I’d be willing to bet that your interpretation of its performance is flawless, but if you put a a thermometer in the vents it would be substandard performance. The whole is my AC working right thing is not an across the board even consensus, some people don’t like it as cold as others simply put. I put a thermometer in my wife’s Lexus and my sons Tacoma and both of them will blow low 40’s at idle in 95-100 deg temps. My Rams AC blows 15-20 degrees warmer than my other two vehicles. Only with the valve in place can I get similar temps. Some people are fine with 52-59 deg temps at the vents on warm days but truth be told those temps in most vehicles would indicate something being wrong with the AC, like low on Freon. The fact that blocking off heater core flow provides close to normal AC temps tells me that there is a blend door problem. The heat from the core is blending with the cold air from the evaporator and hence blowing blended war and cold air together through our vents. If the blend door closed all the way it would eliminate the warm air from passing by hence why when we block of the heater core hose we stop that warm air from being able to blend. That’s the only possibility. If we blocked off the heater core and still didn’t get low 40’s then that tells us there is something else wrong in the system, but that’s not the case.
You've got it right, every human has different temperature thresholds and comfort levels, so one person's cold air is another person's lukewarm air. A thermometer is the only accurate, consistent way to judge.
That said, comparing one vehicle to another side-by-side, even it's just by the feel of the air coming out of the vents, can tell you a lot.
Of the eight or so 2019 Ram DT 1500s I've tested, only ONE had what I consider to be normal, acceptable cooling performance.
One thing I do if I don't have a thermometer is hold my hand right in front of one of the center vents in the dash and count the time to when the air coming out of the vent begins to feel acceptably cool. ("1-one-thousand, 2-one-thousand, 3-one thousand"...). Every other vehicle I've checked out gets the first feeling of cool air by the count of 5-one-thousand, and very cool air by the count of 10-one-thousand.

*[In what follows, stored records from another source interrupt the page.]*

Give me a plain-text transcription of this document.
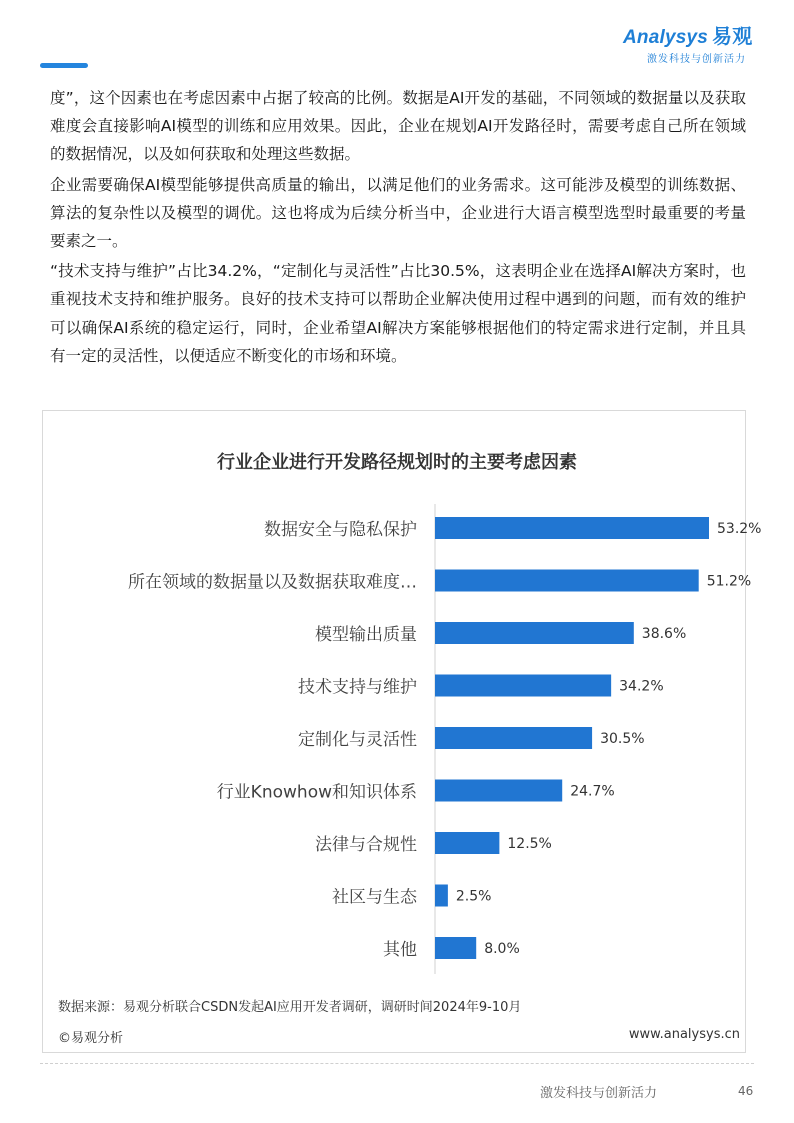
Analysys 易观
激发科技与创新活力

度”，这个因素也在考虑因素中占据了较高的比例。数据是AI开发的基础，不同领域的数据量以及获取难度会直接影响AI模型的训练和应用效果。因此，企业在规划AI开发路径时，需要考虑自己所在领域的数据情况，以及如何获取和处理这些数据。

企业需要确保AI模型能够提供高质量的输出，以满足他们的业务需求。这可能涉及模型的训练数据、算法的复杂性以及模型的调优。这也将成为后续分析当中，企业进行大语言模型选型时最重要的考量要素之一。

“技术支持与维护”占比34.2%，“定制化与灵活性”占比30.5%，这表明企业在选择AI解决方案时，也重视技术支持和维护服务。良好的技术支持可以帮助企业解决使用过程中遇到的问题，而有效的维护可以确保AI系统的稳定运行，同时，企业希望AI解决方案能够根据他们的特定需求进行定制，并且具有一定的灵活性，以便适应不断变化的市场和环境。

行业企业进行开发路径规划时的主要考虑因素
数据安全与隐私保护	53.2%
所在领域的数据量以及数据获取难度…	51.2%
模型输出质量	38.6%
技术支持与维护	34.2%
定制化与灵活性	30.5%
行业Knowhow和知识体系	24.7%
法律与合规性	12.5%
社区与生态	2.5%
其他	8.0%
数据来源：易观分析联合CSDN发起AI应用开发者调研，调研时间2024年9-10月
©易观分析	www.analysys.cn
激发科技与创新活力	46
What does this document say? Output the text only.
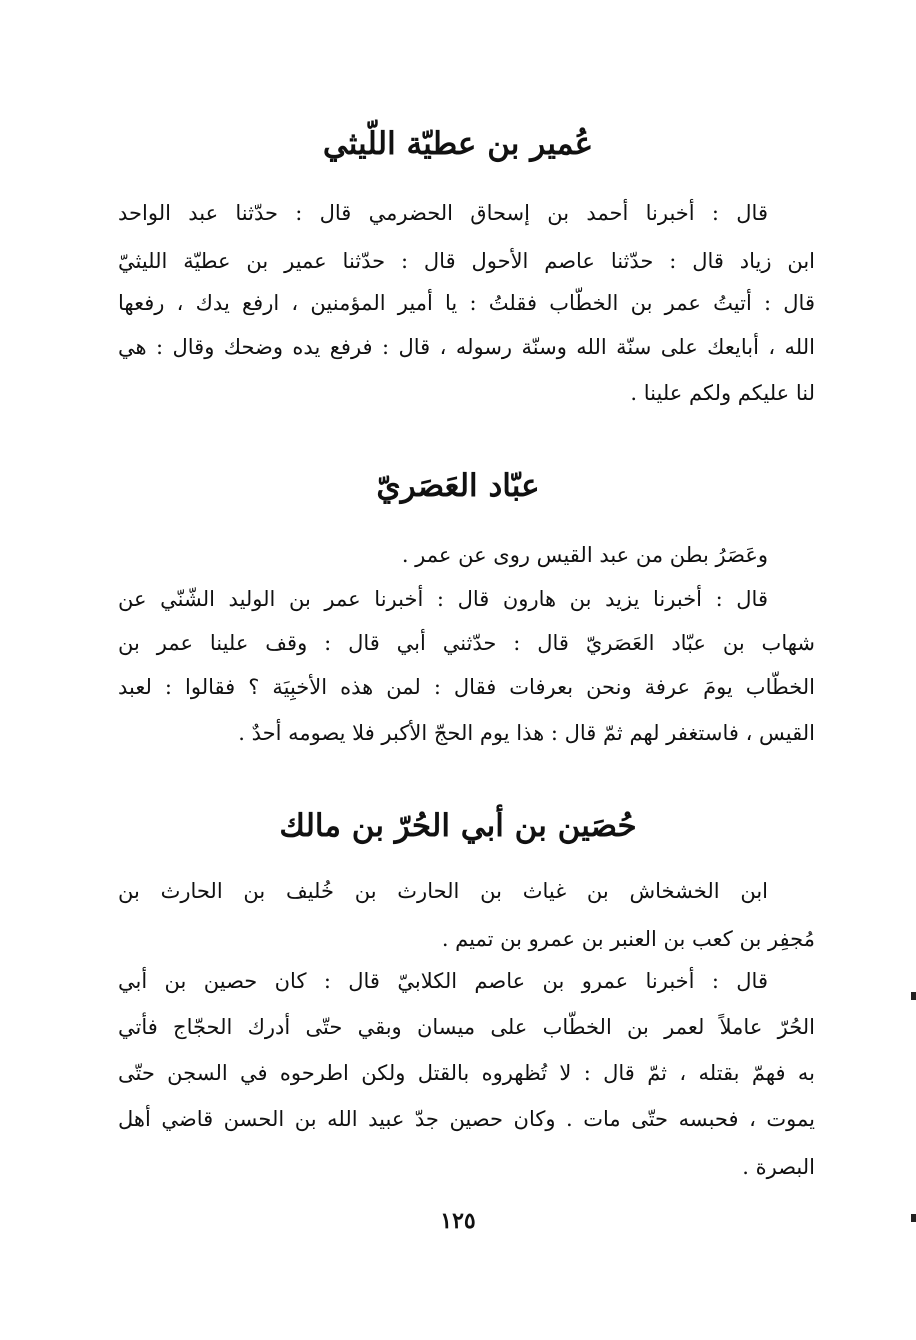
عُمير بن عطيّة اللّيثي
قال : أخبرنا أحمد بن إسحاق الحضرمي قال : حدّثنا عبد الواحد
ابن زياد قال : حدّثنا عاصم الأحول قال : حدّثنا عمير بن عطيّة الليثيّ
قال : أتيتُ عمر بن الخطّاب فقلتُ : يا أمير المؤمنين ، ارفع يدك ، رفعها
الله ، أبايعك على سنّة الله وسنّة رسوله ، قال : فرفع يده وضحك وقال : هي
لنا عليكم ولكم علينا .
عبّاد العَصَريّ
وعَصَرُ بطن من عبد القيس روى عن عمر .
قال : أخبرنا يزيد بن هارون قال : أخبرنا عمر بن الوليد الشّنّي عن
شهاب بن عبّاد العَصَريّ قال : حدّثني أبي قال : وقف علينا عمر بن
الخطّاب يومَ عرفة ونحن بعرفات فقال : لمن هذه الأخبِيَة ؟ فقالوا : لعبد
القيس ، فاستغفر لهم ثمّ قال : هذا يوم الحجّ الأكبر فلا يصومه أحدٌ .
حُصَين بن أبي الحُرّ بن مالك
ابن الخشخاش بن غياث بن الحارث بن خُليف بن الحارث بن
مُجفِر بن كعب بن العنبر بن عمرو بن تميم .
قال : أخبرنا عمرو بن عاصم الكلابيّ قال : كان حصين بن أبي
الحُرّ عاملاً لعمر بن الخطّاب على ميسان وبقي حتّى أدرك الحجّاج فأتي
به فهمّ بقتله ، ثمّ قال : لا تُظهروه بالقتل ولكن اطرحوه في السجن حتّى
يموت ، فحبسه حتّى مات . وكان حصين جدّ عبيد الله بن الحسن قاضي أهل
البصرة .
١٢٥
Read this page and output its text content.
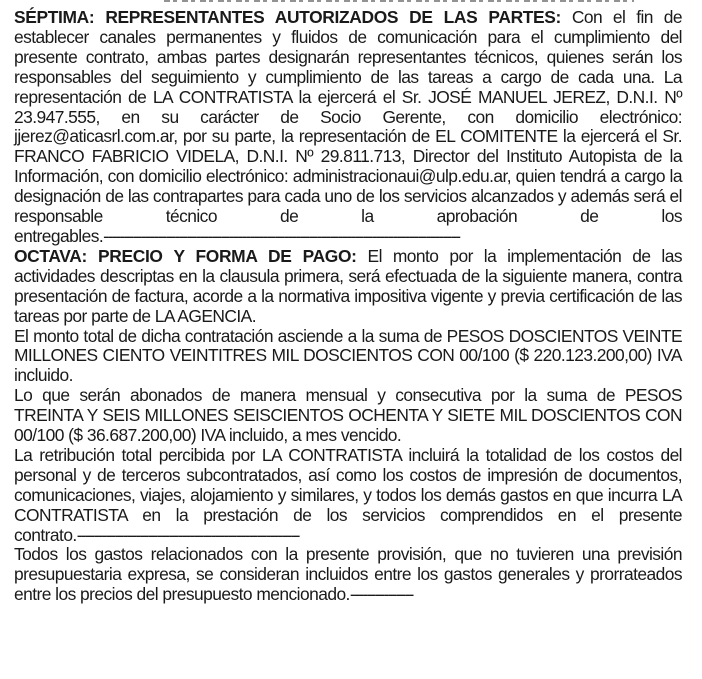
SÉPTIMA: REPRESENTANTES AUTORIZADOS DE LAS PARTES: Con el fin de establecer canales permanentes y fluidos de comunicación para el cumplimiento del presente contrato, ambas partes designarán representantes técnicos, quienes serán los responsables del seguimiento y cumplimiento de las tareas a cargo de cada una. La representación de LA CONTRATISTA la ejercerá el Sr. JOSÉ MANUEL JEREZ, D.N.I. Nº 23.947.555, en su carácter de Socio Gerente, con domicilio electrónico: jjerez@aticasrl.com.ar, por su parte, la representación de EL COMITENTE la ejercerá el Sr. FRANCO FABRICIO VIDELA, D.N.I. Nº 29.811.713, Director del Instituto Autopista de la Información, con domicilio electrónico: administracionaui@ulp.edu.ar, quien tendrá a cargo la designación de las contrapartes para cada uno de los servicios alcanzados y además será el responsable técnico de la aprobación de los entregables.-------------------------------------------------------------------------------------

OCTAVA: PRECIO Y FORMA DE PAGO: El monto por la implementación de las actividades descriptas en la clausula primera, será efectuada de la siguiente manera, contra presentación de factura, acorde a la normativa impositiva vigente y previa certificación de las tareas por parte de LA AGENCIA.

El monto total de dicha contratación asciende a la suma de PESOS DOSCIENTOS VEINTE MILLONES CIENTO VEINTITRES MIL DOSCIENTOS CON 00/100 ($ 220.123.200,00) IVA incluido.

Lo que serán abonados de manera mensual y consecutiva por la suma de PESOS TREINTA Y SEIS MILLONES SEISCIENTOS OCHENTA Y SIETE MIL DOSCIENTOS CON 00/100 ($ 36.687.200,00) IVA incluido, a mes vencido.

La retribución total percibida por LA CONTRATISTA incluirá la totalidad de los costos del personal y de terceros subcontratados, así como los costos de impresión de documentos, comunicaciones, viajes, alojamiento y similares, y todos los demás gastos en que incurra LA CONTRATISTA en la prestación de los servicios comprendidos en el presente contrato.-----------------------------------------------------

Todos los gastos relacionados con la presente provisión, que no tuvieren una previsión presupuestaria expresa, se consideran incluidos entre los gastos generales y prorrateados entre los precios del presupuesto mencionado.---------------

Seven of the eight 2019 Ram DT 1500s I've checked out are just barely feeling cool at the count of 20-one-thousand or 30-one-thousand, and only the one ever got cool enough to feel comfortable.
Ram definitely has a problem with the AC systems on a significant percentage of the 2019 DT 1500s, either a programming issue or a assembly-line quality issue. Like you, I believe it is not inherently the compressor/evaporator/condenser mechanical system that is at fault.